3. Kontroversi Pelaksanaan UN
Pelaksanaan Ujian Nasional yang masih menjadi perdebatan hingga kini masih diragukan dalam menghasilkan SDM-SDM yang benar-benar berkompeten. Bagaimana tidak? Dalam ilmu kependidikan, kemampuan peserta didik mencakup tiga aspek, yakni pengetahuan (kognitif), keterampilan (psikomotorik), dan sikap (afektif). Tapi yang dinilai dalam UN hanya satu aspek kemampuan, yaitu kognitif, sedangkan kedua aspek lain tidak diujikan sebagai penentu kelulusan. Tentu ini menjadi suatu standar ukuran yang kurang valid jika kita ingin menilai semua aspek.
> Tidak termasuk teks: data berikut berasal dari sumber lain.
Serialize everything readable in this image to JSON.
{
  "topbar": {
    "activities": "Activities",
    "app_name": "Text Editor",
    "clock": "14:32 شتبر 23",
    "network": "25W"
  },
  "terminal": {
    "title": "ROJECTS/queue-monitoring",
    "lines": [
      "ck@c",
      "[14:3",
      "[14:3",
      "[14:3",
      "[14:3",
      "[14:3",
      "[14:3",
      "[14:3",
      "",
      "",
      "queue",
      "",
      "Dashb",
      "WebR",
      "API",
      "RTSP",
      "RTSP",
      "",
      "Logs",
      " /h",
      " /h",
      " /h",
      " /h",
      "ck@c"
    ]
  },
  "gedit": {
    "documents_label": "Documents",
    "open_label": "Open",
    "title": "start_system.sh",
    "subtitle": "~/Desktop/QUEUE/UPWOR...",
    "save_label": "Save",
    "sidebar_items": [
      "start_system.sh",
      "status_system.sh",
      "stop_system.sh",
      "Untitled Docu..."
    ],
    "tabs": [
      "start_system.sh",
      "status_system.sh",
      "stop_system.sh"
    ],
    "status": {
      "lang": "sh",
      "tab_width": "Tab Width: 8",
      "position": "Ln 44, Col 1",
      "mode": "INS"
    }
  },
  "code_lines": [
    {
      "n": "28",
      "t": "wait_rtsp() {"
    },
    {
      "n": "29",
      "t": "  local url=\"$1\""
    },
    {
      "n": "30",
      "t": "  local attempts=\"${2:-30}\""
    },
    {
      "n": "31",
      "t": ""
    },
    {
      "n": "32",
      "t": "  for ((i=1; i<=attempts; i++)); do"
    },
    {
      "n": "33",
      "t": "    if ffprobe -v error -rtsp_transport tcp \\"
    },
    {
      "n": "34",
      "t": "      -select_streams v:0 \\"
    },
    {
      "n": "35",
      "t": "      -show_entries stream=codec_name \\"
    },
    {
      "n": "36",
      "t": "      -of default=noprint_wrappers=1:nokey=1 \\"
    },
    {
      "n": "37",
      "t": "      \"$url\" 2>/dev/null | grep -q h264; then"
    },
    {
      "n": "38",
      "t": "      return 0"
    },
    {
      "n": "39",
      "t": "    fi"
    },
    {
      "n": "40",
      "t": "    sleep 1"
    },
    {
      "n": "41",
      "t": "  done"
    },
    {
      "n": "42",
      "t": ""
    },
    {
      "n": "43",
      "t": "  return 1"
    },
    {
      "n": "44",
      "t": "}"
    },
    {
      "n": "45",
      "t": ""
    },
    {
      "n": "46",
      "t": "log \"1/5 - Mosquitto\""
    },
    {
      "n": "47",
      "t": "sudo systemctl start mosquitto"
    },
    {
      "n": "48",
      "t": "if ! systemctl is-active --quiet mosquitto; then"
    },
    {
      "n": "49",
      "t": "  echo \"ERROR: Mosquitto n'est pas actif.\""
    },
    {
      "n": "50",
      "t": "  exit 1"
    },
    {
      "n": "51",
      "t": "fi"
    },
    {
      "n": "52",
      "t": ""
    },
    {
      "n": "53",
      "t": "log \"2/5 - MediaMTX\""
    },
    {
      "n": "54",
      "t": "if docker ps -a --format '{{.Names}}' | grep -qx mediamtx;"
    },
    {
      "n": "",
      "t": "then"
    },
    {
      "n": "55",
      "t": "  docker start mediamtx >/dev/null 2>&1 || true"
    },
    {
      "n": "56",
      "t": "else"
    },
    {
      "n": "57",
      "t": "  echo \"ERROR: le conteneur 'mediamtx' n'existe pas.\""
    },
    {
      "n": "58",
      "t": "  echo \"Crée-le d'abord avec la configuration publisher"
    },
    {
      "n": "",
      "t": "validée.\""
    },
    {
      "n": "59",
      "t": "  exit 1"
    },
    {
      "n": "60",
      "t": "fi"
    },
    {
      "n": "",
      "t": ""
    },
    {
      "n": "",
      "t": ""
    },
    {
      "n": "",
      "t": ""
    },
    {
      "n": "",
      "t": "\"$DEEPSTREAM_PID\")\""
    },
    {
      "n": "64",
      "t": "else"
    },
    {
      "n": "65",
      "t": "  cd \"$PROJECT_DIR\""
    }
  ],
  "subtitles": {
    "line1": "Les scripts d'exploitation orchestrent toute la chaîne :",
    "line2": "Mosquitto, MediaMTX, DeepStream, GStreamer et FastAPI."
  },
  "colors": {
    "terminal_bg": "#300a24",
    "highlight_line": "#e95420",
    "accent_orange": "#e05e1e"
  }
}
Ujian Nasional pun telah banyak menelan biaya. Sebagai referensi, pada tahun 2005 dana yang dikeluarkan dari APBN mencapai Rp 260 miliar, belum ditambah dana dari APBD dan masyarakat. Transparansi keuangannya pun patut dipertanyakan, hal ini akan memicu terjadinya penyimpangan (korupsi) oleh pihak penyelenggara.
Solusi dari permasalahan pendidikan dan peningkatan kualitas SDM di Indonesia
1. Solusi Sistemik
Solusi ini berupa pembenahan di seluruh jajaran penyelenggaran pendidikan di Indonesia. Sistem pendidikan juga tidak akan terlepas dari aspek lain, seperti aspek ekonomi. Sistem ekonomi yang masih kacau dan menganut sistem ekonomi ke barat-barat-an tidak akan sesuai dengan penerapannya di sektor pendidikan karena akan didominasi oleh pihak yang kuat.
Sistem ekonomi harus diubah ke dalam bentuk sistem ekonomi Islam yang menggariskan bahwa pemerintah-lah yang akan menanggung segala pembiayaan pendidikan negara. Jadi, peningkatan kesejahteraan tenaga pendidik bisa terjamin, pembangunan sarana pendidikan bisa berjalan lancar. Jika sudah terjadi pemerataan, kemungkinan penyalahgunaan (korupsi) akan semakin kecil.
2. Solusi Teknis
Solusi ini memberikan penanganan langsung kepada pihak yang masih mengganggu keefektifan pengajaran. Ambil contoh, bagi tenaga pendidik yang masih belum memiliki standardisasi mutu sebagai tenaga pendidik, maka pemerintah harus menyekolahkan lagi ke tingkat yang seharusnya. Pemerintah terus memantau fasilitas-fasilitas fisik sebagai salah satu faktor pendukung pengajaran. Membangun kembali bangunan sekolah yang sudah ambruk, merenovasi bangunan yang kurang layak, atau membangun gedung baru di lokasi bencana.
Kesejahteraan tenaga pendidik pun harus ditingkatkan, anggaran APBN yang 20% seharusnya bisa menutupi masalah ini. Jika kesejahteraan tenaga pendidik sudah terjamin, maka tidak ada lagi yang enggan untuk mengemban tugas mulia ini.